Aerohive also requires less hardware. “With the previous solution we needed to purchase access points, primary and back-up controllers, switches, and software licenses. With Aerohive we only have to purchase access points and a license. That could save me tens of thousands of dollars per site.”
In the initial evaluation, Aerohive met and exceeded all the requirements that CSG had. Since then, Aerohive has lived up to expectations. “We’ve had zero problems.”
A great success indicator recently surfaced from a warehouse staff member asking CSG’s Network Engineer when the new solution would be deployed. It had already been installed and running for a month!
Managing the HiveAPs through the HiveManager has been straightforward, which provides monitoring capabilities through a single, easy-to-use console. “It does everything that I need it to do and then some.”

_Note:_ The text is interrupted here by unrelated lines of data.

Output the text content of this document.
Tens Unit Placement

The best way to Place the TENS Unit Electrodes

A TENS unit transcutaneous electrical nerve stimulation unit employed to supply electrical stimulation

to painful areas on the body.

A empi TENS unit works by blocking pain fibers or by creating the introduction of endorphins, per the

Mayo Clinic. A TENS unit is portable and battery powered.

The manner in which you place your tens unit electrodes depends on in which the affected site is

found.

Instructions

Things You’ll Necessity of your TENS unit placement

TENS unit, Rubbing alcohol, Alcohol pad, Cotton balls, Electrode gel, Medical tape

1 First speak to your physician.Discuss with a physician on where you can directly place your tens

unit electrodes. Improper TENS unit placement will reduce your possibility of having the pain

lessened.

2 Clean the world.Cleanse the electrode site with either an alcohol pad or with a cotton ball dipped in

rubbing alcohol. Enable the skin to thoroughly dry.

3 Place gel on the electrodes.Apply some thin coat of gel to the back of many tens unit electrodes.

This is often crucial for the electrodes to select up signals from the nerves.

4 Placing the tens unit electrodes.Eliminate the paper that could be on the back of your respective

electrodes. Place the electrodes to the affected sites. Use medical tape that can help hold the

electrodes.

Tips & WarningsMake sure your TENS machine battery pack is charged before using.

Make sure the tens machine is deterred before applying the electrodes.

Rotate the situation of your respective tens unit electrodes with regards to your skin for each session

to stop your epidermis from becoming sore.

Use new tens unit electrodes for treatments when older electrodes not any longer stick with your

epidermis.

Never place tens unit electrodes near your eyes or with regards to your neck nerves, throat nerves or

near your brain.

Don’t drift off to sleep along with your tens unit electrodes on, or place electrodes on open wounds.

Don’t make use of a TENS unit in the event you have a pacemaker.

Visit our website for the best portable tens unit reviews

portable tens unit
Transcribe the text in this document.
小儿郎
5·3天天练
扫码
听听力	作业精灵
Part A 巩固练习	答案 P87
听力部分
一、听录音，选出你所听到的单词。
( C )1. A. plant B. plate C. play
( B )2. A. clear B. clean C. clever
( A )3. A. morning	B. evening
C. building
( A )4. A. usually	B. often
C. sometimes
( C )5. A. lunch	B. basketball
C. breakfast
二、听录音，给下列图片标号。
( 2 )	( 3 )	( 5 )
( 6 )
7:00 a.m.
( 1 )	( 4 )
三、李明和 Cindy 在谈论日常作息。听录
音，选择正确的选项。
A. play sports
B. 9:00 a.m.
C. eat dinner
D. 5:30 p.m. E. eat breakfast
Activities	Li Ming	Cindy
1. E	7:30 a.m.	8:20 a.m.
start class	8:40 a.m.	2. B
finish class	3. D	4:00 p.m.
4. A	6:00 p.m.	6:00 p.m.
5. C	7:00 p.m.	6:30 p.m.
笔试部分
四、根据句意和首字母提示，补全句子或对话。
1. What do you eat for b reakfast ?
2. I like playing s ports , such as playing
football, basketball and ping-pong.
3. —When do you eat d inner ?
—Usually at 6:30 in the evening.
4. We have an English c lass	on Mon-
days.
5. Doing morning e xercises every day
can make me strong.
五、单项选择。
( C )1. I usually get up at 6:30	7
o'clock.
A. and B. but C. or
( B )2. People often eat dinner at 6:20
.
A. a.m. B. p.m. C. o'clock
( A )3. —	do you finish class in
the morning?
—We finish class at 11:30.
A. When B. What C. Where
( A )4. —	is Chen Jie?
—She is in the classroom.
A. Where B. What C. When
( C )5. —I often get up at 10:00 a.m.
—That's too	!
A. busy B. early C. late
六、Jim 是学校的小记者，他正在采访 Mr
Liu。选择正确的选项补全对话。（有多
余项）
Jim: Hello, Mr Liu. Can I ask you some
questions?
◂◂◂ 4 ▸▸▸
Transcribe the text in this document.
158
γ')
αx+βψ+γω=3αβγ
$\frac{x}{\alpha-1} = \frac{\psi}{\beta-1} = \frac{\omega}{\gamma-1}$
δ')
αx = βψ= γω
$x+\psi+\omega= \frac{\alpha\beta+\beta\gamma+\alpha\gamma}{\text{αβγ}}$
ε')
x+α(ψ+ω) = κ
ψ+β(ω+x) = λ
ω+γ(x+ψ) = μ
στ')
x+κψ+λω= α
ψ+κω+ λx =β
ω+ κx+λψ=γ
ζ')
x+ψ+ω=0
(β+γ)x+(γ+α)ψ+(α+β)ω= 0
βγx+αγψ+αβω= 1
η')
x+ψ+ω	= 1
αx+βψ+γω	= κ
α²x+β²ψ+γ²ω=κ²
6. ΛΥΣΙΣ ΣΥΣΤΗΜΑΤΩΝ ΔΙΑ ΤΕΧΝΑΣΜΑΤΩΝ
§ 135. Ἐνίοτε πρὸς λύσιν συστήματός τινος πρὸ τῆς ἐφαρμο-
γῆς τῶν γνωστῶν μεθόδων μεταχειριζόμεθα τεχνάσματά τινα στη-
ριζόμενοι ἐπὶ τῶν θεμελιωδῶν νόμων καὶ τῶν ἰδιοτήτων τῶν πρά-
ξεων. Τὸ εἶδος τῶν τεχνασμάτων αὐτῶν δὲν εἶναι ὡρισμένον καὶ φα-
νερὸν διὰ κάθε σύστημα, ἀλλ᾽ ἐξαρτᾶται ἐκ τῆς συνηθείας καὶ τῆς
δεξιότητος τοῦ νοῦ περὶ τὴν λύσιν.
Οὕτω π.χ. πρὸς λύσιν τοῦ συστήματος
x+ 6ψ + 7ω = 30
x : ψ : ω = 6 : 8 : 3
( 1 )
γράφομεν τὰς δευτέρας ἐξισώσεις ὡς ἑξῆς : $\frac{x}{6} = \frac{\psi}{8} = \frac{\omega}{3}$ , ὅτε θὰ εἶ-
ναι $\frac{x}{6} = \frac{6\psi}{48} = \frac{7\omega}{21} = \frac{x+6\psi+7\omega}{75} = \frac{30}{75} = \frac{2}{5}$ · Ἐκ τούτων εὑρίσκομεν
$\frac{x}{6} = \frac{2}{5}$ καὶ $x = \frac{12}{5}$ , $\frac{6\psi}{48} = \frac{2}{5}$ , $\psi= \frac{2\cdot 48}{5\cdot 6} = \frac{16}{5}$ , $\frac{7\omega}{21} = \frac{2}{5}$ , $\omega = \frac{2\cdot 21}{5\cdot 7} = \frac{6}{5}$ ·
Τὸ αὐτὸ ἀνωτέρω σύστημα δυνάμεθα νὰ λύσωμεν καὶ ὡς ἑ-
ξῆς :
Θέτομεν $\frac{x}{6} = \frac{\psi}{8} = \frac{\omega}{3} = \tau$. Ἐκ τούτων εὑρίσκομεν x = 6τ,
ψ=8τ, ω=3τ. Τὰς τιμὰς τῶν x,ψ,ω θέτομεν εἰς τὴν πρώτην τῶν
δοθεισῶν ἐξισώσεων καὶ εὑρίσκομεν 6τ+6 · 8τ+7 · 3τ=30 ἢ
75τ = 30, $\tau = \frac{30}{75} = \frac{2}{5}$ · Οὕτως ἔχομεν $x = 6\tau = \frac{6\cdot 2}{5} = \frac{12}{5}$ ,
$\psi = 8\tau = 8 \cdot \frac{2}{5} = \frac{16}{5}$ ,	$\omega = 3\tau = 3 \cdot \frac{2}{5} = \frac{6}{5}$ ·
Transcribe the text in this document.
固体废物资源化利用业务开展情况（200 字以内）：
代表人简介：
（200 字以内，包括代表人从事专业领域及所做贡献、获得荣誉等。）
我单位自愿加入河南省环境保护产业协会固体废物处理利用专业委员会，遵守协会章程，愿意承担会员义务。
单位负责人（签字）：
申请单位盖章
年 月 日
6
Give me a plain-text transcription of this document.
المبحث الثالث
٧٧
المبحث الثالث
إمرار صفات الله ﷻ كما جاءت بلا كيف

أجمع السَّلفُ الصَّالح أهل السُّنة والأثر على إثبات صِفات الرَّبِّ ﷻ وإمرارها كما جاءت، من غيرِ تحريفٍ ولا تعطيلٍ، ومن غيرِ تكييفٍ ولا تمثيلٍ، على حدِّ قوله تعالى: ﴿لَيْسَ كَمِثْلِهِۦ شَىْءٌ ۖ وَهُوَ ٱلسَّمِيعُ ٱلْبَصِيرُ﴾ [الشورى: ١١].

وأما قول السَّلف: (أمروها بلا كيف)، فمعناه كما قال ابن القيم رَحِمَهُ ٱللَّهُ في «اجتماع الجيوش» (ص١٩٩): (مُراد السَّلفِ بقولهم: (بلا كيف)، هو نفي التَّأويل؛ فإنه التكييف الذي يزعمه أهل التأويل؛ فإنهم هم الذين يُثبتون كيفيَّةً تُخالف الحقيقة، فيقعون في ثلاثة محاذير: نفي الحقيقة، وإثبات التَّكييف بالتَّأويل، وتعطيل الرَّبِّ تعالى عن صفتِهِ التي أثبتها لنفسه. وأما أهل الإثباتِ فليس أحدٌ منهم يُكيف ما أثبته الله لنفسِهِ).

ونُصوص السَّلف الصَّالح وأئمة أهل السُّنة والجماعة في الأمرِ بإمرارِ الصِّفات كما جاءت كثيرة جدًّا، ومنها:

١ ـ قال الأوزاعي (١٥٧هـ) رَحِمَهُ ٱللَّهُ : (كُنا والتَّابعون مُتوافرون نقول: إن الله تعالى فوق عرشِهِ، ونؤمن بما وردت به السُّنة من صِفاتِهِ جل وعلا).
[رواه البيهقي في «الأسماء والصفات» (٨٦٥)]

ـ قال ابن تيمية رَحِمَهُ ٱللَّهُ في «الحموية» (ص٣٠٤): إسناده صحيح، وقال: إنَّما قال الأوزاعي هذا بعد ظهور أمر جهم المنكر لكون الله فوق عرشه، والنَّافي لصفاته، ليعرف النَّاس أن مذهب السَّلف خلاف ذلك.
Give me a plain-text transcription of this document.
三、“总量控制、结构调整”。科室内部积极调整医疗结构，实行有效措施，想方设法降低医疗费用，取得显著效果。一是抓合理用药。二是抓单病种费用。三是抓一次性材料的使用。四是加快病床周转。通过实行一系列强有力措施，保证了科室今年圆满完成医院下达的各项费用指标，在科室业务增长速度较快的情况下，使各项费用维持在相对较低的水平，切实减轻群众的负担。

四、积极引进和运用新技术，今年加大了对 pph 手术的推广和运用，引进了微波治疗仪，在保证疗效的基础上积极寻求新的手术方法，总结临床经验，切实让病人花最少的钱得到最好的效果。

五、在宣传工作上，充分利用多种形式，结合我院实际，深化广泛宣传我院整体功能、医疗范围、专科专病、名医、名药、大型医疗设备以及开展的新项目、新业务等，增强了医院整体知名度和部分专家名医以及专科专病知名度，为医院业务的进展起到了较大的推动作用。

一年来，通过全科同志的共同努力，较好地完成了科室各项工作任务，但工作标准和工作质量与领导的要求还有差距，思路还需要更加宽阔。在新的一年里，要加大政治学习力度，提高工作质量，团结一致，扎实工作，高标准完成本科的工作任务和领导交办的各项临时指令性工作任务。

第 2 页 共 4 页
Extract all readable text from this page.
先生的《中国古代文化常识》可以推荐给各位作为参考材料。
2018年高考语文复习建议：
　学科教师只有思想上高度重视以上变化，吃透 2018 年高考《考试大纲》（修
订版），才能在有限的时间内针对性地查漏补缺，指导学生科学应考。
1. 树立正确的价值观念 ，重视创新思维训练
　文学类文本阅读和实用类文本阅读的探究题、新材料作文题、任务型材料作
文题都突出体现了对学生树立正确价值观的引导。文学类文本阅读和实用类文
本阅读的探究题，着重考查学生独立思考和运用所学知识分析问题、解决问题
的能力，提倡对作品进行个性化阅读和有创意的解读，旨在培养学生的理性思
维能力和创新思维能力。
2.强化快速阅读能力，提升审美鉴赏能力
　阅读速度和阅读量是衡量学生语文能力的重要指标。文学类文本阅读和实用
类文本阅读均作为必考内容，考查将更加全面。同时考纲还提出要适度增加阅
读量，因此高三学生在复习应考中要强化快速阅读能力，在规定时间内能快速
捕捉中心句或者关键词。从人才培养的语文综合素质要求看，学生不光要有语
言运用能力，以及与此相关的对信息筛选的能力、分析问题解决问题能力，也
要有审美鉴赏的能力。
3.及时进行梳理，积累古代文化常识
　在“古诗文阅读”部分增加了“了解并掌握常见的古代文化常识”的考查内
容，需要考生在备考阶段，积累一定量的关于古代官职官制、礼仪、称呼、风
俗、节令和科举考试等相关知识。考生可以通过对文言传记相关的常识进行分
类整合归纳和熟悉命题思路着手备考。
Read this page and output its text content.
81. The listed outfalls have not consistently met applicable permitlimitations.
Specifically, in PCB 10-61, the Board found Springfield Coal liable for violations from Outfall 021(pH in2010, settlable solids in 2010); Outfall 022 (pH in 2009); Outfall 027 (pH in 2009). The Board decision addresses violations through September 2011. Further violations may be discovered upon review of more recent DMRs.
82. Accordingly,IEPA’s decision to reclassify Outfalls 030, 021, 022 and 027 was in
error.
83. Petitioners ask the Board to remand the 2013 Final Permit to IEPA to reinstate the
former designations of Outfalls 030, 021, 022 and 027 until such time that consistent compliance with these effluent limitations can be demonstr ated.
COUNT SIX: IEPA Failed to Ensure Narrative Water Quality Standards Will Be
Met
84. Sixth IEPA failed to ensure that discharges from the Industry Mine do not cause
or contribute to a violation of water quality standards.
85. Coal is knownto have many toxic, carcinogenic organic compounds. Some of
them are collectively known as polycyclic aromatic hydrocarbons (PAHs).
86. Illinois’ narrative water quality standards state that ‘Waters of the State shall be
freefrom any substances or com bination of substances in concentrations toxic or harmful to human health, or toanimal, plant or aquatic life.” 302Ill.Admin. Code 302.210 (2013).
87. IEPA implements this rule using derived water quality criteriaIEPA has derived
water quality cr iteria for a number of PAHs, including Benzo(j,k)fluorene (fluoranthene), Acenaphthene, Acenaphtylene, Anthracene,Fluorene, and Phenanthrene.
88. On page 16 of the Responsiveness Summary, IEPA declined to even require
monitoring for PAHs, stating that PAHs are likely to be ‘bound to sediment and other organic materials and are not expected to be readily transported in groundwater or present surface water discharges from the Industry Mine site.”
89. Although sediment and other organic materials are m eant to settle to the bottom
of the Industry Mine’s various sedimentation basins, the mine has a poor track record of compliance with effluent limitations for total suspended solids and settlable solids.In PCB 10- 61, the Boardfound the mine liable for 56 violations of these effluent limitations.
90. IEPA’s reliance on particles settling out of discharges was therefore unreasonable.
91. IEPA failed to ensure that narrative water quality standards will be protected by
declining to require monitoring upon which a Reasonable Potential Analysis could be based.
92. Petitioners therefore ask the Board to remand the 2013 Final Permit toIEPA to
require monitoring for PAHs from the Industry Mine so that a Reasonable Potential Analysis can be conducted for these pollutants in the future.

Planning for the Future to Save Even More
CSG has four sites fully deployed with 35 HiveAPs in place. Future plans call for the deployment of another 75 HiveAPs.
One Aerohive feature that CSG’s Network Department particularly liked was the wireless mesh capability. The feature can establish a wireless mesh connection between neighboring HiveAPs using the second radio in the HiveAP. This is typically used to reroute network traffic around failures in the wired network. However, CSG envisions another application. At the Jacksonville warehouse, for example, CSG had to run fiber to the far end of the building, mount a switch, and run copper to the access point. “That one access point cost us $4000. With Aerohive, we could have simply installed a HiveAP and saved $3200.”